Lamb Tagine with Prunes

Yay! The legendary Moroccan meat tagine with caramelised prunes is finally on the blog. What took me so long!?

This is one of my favourite sweet and savoury Moroccan dish because I find that the various flavours of this tagine beautifully balance each other. The sweet and caramelised prunes work perfectly with the deep and richly spiced meat and onion sauce.

You will find a lot of different recipes of this tagine online. The one I am sharing with you today is a very authentic version but also the the way I like it. I tend to use more onions because I like to have a thick sauce. And you know, more sauce always means more pleasure and yumminess. Also, some of the recipes don’t advise to cook the prunes separately; there is nothing wrong with it. The reason why I think it’s better to cook them separately is because this allows to caramelise the prunes properly and also prevents the whole dish from turning brown/black-ish.

Everyone should try this all time classic at least once throughout their life! It is divinely tasty and it will make your taste buds travel somewhere warm and colourful!

Enjoy with a side of couscous or crusty bread.

Lamb Tagine with prunes


Serves 4 to 6


  • 2 tablespoons olive oil
  • 1.2 kg lamb shanks trimmed of excess fat (about 4 small or 3 large shanks) - check notes for other types of meat 
  • 4 large onions (about 800 gr), chopped
  • 1 tablespoon finely chopped garlic (about 4 cloves)
  • 1 teaspoon ground turmeric
  • 1 teaspoon ground ginger
  • 1 teaspoon salt or more to taste
  • ¼ teaspoon ground black pepper
  • ¼  teaspoon saffron
  • 1 large coriander bouquet, tied
  • Toasted sesame seeds or chopped roasted almonds for garnish

Caramelised prunes

  • 300 gr soft dried prunes
  • 3 tablespoons honey
  • 1 teaspoon ground cinnamon


• In a large casserole, heat the olive oil to medium-high heat and brown the lamb shanks on each side.

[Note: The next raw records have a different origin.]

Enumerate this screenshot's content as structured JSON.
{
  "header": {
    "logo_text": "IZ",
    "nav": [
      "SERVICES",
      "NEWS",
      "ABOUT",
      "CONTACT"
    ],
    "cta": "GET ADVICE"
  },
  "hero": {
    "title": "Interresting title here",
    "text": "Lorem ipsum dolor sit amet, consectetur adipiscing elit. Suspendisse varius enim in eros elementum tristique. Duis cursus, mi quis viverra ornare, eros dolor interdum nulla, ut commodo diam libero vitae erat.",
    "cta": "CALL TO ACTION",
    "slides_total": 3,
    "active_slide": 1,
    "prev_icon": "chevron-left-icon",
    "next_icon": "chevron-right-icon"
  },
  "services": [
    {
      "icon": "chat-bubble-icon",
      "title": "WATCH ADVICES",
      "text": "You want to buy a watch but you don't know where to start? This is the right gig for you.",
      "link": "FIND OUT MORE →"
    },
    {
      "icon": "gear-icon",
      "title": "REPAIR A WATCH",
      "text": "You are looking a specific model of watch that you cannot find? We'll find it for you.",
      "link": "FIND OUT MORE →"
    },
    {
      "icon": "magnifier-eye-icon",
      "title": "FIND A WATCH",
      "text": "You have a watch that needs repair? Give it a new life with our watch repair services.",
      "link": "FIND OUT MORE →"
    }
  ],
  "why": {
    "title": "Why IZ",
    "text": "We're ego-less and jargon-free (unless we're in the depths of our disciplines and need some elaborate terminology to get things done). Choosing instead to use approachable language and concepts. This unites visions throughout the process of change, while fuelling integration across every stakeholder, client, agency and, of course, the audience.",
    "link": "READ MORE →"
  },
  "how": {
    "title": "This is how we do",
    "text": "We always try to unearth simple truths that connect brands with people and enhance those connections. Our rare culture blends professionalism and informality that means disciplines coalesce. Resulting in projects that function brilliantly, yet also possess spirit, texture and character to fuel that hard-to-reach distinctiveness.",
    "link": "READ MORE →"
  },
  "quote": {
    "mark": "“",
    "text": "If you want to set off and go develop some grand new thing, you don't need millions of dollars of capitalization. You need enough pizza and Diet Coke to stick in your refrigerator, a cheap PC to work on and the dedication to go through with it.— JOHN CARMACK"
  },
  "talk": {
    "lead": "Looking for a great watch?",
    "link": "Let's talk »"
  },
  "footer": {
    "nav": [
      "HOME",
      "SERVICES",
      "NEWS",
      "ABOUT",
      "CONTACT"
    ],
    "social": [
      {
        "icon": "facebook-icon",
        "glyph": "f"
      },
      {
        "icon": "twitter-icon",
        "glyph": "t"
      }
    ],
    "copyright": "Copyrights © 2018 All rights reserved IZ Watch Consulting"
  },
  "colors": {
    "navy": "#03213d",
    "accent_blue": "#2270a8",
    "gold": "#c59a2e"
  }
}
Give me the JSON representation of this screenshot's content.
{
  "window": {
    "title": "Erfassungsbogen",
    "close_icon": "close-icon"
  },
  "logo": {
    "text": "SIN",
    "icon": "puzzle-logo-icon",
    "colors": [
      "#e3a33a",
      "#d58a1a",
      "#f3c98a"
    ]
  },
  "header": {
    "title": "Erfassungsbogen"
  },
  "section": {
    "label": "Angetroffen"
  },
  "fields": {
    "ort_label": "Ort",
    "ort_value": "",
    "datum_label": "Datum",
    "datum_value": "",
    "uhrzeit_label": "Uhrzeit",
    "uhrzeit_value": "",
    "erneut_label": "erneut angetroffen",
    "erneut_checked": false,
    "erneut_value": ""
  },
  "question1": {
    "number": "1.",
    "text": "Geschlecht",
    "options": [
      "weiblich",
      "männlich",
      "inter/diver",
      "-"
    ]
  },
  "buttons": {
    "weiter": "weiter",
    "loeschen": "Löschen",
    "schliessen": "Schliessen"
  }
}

Make sure the pan is very hot before placing the meat in the pan, you should hear a sizzle when the meat touches the pan, if you don't, it means the pan is not warm enough. The meat will be naturally released once browned, don’t be tempted to flip it earlier. If you try to flip too early, you will notice that the meat sticks to the pan and you might damage it .

• Remove the browned lamb shanks from the pan and set aside. In the same casserole, place the onions and lower the heat to medium. Cover with a lid and leave the onions until they are soft and translucent, about 10 to 15 minutes. This will allow sweating the onions.

• Once you’ve sweated the onions, place the lamb shanks, the garlic, spices, salt and pepper in the casserole. Pour a cup and half of water (320 ml) in the casserole and place the coriander bouquet on top of the meat. Bring to the boil and cover with a lid over medium-low heat. Leave to simmer gently for 2 hours or until the meat is soft and separates easily from the bone.

• Halfway through cooking, after about 1 hour, reserve ½ cup of liquid from the casserole and set aside. At this stage, if it looks like there is almost no liquid left in the tagine, add a few tablespoons (or 1/4 a cup) of water in the casserole to avoid the tagine from drying out and sticking to the pan. 

• Meanwhile, prepare the caramelized prunes. Transfer the prunes in boiling water for 5 minutes to soften them and drain. Then, in a small deep skillet, transfer the liquids you reserved earlier (½ cup) along with the drained prunes, cinnamon and honey over medium-low heat. Leave to simmer for 5 minutes until the sauce starts to thicken. Set aside until ready to serve. 

• To serve, place the lamb shank and the onion sauce in a plate, arrange the prunes and the syrup (from the prunes) on top. Garnish with toasted sesame seeds or chopped roasted almonds. Enjoy with a side of couscous or crusty bread. 


•  Any type of slow braising beef or lamb pieces, trimmed of excess fat. will work for this recipe instead of the lamb shanks (i.e. lamb shoulder, lamb or beef neck, beef shin).